As a single point of anecdata, I might show up as a registered Republican because I did so to vote against Trump in the primary, and then also voted against him in the general. People who know me already know that, people who don’t will look at the red R next to my name and maybe draw some incorrect and unfair conclusions. I wonder now if I’ve been passed over for any jobs recently because of that. Like you said, my vote is private, and that’s not exactly an appropriate question to ask in an interview. So people will follow their own assumptions.


In California, at least, it's private except for certain specific political uses, like sending voter slates. It is provided with a contract constraining its use.

You can't just walk into a Registrar and walk out with all the voter data and turnout history and use it however you want. Even party Central Committees and mailhouses have to sign usage agreements.

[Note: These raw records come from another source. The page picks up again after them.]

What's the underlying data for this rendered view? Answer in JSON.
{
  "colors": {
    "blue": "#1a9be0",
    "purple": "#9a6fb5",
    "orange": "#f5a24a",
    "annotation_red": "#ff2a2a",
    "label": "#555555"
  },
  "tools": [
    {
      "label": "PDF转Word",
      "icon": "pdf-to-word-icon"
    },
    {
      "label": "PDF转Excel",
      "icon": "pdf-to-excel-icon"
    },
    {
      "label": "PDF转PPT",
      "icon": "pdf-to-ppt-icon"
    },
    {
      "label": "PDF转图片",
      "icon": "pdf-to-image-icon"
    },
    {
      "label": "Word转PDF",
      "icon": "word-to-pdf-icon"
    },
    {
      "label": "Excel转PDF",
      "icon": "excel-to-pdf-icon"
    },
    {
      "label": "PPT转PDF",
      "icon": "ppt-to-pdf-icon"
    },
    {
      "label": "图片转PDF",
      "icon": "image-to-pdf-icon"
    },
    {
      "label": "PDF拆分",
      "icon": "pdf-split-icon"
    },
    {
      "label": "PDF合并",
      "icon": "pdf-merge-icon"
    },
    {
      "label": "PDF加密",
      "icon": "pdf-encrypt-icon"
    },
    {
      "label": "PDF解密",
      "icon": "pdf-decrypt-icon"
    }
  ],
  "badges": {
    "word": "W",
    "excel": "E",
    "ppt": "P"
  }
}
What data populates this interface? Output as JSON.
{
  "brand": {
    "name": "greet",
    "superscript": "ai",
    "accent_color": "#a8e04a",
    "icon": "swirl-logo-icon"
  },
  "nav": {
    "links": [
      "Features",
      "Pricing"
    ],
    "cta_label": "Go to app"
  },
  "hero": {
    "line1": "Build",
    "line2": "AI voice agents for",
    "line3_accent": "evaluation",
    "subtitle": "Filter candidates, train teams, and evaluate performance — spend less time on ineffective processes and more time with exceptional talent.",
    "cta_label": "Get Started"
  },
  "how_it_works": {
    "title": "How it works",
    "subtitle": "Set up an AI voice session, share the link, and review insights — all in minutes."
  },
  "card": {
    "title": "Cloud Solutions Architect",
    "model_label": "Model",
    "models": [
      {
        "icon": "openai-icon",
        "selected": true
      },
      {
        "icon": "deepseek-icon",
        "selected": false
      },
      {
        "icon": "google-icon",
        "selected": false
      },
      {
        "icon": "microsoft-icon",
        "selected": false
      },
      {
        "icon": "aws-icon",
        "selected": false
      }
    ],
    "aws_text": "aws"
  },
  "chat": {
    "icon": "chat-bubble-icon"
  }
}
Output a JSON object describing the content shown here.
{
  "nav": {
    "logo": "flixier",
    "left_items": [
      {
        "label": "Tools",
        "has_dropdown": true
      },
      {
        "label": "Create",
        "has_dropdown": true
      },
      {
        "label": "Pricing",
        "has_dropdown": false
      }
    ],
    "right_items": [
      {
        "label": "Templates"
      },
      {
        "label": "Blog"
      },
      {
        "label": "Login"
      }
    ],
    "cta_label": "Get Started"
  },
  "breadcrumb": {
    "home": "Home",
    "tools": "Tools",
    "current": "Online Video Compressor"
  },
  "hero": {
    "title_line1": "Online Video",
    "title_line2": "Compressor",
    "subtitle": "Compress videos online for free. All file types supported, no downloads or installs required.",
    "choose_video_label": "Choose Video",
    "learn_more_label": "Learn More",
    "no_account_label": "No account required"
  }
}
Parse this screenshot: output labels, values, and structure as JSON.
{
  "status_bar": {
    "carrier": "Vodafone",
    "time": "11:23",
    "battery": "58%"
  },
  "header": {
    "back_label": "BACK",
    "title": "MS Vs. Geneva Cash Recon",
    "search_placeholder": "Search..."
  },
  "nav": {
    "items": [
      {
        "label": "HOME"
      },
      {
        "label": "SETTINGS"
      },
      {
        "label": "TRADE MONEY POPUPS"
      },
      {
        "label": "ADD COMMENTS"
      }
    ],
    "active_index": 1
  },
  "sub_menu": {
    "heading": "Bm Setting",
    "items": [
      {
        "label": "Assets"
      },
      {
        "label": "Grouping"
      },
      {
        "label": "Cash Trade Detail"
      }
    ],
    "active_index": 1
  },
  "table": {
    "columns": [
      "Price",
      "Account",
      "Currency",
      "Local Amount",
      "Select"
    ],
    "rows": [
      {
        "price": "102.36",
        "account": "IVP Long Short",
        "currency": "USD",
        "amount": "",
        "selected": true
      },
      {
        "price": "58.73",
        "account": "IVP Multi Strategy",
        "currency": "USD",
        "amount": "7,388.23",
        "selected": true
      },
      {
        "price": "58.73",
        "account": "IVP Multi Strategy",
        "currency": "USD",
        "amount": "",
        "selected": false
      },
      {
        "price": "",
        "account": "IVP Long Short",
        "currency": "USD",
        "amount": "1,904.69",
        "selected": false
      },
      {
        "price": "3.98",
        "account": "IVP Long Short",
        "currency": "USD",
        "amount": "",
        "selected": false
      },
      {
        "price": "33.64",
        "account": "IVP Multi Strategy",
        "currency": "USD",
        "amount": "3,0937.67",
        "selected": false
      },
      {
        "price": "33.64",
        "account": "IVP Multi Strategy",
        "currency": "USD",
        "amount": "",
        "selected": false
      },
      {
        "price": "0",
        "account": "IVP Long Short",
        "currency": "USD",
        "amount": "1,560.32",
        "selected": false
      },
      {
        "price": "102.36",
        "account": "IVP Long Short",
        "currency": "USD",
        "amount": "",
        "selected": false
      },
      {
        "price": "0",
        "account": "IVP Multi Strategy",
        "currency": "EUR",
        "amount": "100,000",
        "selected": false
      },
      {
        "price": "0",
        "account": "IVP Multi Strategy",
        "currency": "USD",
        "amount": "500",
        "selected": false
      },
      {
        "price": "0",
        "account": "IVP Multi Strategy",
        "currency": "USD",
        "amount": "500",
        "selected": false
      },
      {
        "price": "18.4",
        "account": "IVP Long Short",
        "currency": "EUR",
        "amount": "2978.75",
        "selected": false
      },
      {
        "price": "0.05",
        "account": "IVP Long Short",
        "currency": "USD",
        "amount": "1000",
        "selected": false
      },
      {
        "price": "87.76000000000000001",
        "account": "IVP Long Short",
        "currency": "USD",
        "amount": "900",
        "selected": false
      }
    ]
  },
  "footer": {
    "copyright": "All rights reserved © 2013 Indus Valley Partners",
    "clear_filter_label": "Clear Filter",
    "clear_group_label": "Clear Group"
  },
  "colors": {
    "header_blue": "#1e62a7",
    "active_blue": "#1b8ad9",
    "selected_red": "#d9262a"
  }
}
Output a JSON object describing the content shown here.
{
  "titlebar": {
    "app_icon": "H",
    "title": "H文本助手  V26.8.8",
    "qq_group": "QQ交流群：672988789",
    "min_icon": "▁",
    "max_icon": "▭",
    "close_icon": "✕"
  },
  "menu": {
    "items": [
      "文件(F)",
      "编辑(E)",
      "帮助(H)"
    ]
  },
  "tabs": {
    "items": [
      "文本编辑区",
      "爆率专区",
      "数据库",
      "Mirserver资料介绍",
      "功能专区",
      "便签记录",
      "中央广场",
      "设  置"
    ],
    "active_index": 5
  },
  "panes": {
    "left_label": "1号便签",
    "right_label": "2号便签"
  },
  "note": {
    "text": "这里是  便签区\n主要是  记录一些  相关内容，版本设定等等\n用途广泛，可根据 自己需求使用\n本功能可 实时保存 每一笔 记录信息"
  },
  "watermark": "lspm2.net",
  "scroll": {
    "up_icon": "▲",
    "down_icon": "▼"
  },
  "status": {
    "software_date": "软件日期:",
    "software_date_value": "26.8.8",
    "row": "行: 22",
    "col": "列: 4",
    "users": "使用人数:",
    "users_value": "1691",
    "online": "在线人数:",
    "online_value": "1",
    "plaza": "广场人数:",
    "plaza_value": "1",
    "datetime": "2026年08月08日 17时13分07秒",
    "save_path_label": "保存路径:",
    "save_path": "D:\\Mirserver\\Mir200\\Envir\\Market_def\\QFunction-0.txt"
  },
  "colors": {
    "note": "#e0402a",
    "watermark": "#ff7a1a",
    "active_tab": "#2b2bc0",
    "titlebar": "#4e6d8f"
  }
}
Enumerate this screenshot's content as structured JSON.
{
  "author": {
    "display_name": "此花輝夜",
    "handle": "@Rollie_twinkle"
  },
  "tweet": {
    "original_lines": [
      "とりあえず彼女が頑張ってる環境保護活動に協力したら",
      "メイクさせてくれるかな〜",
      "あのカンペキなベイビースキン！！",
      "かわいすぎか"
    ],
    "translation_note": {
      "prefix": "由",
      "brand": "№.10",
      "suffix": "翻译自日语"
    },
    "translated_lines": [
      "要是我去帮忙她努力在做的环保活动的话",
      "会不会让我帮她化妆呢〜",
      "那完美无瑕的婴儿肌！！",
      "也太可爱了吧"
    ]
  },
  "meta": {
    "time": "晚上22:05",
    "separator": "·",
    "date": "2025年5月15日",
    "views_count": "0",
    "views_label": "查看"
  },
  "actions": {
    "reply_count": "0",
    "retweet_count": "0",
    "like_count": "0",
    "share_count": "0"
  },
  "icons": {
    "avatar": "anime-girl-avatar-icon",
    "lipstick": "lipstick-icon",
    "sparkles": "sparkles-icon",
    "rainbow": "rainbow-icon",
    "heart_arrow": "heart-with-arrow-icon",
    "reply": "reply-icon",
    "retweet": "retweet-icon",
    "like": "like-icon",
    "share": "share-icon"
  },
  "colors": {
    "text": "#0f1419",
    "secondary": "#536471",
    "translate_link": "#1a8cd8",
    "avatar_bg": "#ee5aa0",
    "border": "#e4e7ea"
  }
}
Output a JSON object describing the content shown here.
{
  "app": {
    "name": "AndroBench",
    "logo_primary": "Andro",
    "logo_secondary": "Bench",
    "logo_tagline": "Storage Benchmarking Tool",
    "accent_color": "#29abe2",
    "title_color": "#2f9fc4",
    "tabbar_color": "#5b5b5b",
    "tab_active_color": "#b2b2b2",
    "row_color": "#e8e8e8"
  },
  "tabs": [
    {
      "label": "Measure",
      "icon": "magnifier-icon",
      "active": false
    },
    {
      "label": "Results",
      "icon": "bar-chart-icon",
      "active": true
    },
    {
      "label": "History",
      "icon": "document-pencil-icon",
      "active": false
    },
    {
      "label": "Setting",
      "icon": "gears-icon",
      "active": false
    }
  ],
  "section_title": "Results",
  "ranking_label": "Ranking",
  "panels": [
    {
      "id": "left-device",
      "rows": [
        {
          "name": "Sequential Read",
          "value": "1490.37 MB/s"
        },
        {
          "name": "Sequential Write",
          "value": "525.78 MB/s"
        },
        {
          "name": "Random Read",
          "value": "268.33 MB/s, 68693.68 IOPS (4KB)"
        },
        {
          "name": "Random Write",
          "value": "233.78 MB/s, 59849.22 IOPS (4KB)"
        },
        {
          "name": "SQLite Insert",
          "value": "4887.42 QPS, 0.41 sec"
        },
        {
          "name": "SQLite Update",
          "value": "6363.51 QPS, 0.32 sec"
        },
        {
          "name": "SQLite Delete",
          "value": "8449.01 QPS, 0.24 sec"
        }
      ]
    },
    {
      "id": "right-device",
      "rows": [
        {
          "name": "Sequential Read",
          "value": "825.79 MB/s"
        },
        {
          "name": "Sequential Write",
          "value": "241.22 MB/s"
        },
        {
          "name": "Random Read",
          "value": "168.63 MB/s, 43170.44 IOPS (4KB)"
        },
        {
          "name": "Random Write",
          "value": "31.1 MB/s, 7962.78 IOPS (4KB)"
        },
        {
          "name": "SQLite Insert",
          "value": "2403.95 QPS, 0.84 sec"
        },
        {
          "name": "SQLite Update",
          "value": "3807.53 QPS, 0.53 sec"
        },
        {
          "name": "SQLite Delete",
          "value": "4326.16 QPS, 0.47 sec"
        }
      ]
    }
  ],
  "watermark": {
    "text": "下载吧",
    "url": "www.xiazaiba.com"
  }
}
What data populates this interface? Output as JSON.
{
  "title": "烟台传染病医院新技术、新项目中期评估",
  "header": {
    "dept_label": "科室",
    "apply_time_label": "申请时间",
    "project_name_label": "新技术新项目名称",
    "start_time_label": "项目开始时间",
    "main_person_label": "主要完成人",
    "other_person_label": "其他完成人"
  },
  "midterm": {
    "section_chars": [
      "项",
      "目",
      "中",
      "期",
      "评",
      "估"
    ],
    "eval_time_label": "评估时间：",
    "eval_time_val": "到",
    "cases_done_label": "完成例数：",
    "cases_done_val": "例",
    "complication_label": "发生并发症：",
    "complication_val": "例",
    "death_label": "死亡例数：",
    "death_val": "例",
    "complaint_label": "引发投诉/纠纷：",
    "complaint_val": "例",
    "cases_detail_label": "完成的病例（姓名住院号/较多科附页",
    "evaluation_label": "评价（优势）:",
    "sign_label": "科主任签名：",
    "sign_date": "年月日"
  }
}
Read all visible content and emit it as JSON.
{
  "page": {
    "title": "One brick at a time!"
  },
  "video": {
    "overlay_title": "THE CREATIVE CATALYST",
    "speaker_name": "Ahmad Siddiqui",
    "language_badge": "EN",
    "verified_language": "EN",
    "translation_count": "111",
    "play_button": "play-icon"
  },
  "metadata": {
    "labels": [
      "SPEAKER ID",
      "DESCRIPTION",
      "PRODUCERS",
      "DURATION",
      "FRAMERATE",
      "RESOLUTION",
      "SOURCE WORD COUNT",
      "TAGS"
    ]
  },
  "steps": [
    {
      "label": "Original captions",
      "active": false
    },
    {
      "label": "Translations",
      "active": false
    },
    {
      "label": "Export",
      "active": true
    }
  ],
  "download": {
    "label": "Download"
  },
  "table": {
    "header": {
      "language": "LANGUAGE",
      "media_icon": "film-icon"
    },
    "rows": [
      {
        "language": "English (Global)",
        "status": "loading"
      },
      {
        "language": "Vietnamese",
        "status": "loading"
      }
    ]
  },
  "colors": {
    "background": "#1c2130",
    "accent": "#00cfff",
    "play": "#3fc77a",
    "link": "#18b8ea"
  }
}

The Times cares nothing about the law, of course. This is already demonstrated when they "leak" alleged contents of people's tax returns, military intelligence briefings, etc.


I think most states make this publicly available. California may be an exception.


The public purpose of making this info available is to reduce voter fraud. I suspect this isn't obvious to most people. The reason that we can be somewhat confident that the dead don't vote too often or that non-voters don't vote too often is that it's not that hard for anyone to run a study of voters to find people who are actually dead or who deny that they voted.


Sure they have been private. With the internet it has never been easier to learn every little detail about a random individual on the other side of the world.

Practically speaking, this information very much was private, using the definition of "private" that I define as "difficult to learn".


Same as property taxes. Sure, the tax on a parcel of land is typically public information, but I would consider it very rude to ask a friend how much they pay (in most situations). But all I have to do now is type their address into zillow, instead of having to request that information from the county treasurer's office.

That information was never truly private, but it was private enough that most people would consider it to be so.


I don't disagree with you about property taxes.

It was indeed very rude to ask a friend that, and I still consider it very rude today to do that.

And this is a problem. It is a bad thing, not a good thing.

So my point still stands. Both voting information and property taxes used to be things that were defacto private, and I hope that they continue to be defacto private in the future.